Los enanos y los negros eran ahora un tumulto de gente que se peleaba. Una botella voló hasta estrellarse contra una vidriera. La alarma sonó y todo Buenos Aires se enteró. Vino la policía y todos desaparecieron, menos el negro que en el medio de la calle seguía gritando, llorando, con la cara cortada y juntaba los restos de su pelo. Los travestis tampoco estaban.
―¿Qué está haciendo usted acá? ―me preguntó un uniformado.
            ―Vengo a la presentación de un libro, soy escritor uruguayo
            ―Si claro y yo soy Juan Darienzo. No me mienta. Dígame la verdad, o lo llevo preso.

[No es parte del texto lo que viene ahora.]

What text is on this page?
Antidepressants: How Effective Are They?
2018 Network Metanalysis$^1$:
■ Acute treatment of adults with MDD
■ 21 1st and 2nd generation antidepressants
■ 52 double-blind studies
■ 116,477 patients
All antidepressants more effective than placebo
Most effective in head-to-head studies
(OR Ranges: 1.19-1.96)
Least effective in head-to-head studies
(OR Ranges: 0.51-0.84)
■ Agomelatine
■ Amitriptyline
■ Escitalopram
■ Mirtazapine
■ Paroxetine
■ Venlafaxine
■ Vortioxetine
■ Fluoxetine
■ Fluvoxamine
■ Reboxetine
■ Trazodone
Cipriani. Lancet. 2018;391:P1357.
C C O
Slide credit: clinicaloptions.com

El flaco desde la distancia nos apuntó con la corneta y gritó: “¡que les diga la verdad, les está mintiendo!”. Me esposaron y me metieron en el auto, a pesar de mi protesta. El auto arrancó, buscando enanos y negros por un laberinto interminable de calles grises y oscuras. No sé por dónde andábamos cuando les avisaron por la radio que yo era quien decía ser. Me pidieron disculpas y me llevaron al Abasto nuevamente. Alejandra, parada en la esquina esperaba ligar su tercer viaje, salió a mi encuentro e insultándome me preguntó a donde mierda había estado. Entramos a la Vieja Guarida. La presentación ya había terminado. Todos brindaban con champagne por el éxito obtenido. Le hice señas al mozo que trajera otra botella. Los de la editorial me arrimaron la caja con los veinte libros que había encargado. Se los pagué y se fueron, enojados porque no estuve como les había prometido. Alejandra, cruzada de brazos, no dejaba de mirarme y sacudiendo la cabeza me dijo: “te das mucho bombo propio vos”.
            Caminamos hasta la calle Corrientes a tomar el bus. El hombre de la corneta amarilla también estaba en la parada. Sostenía un libro abierto en sus manos, gritaba y actuaba junto con la muchacha uno de mis cuentos. El enano pasaba el sombrero. Saqué una moneda y se la di.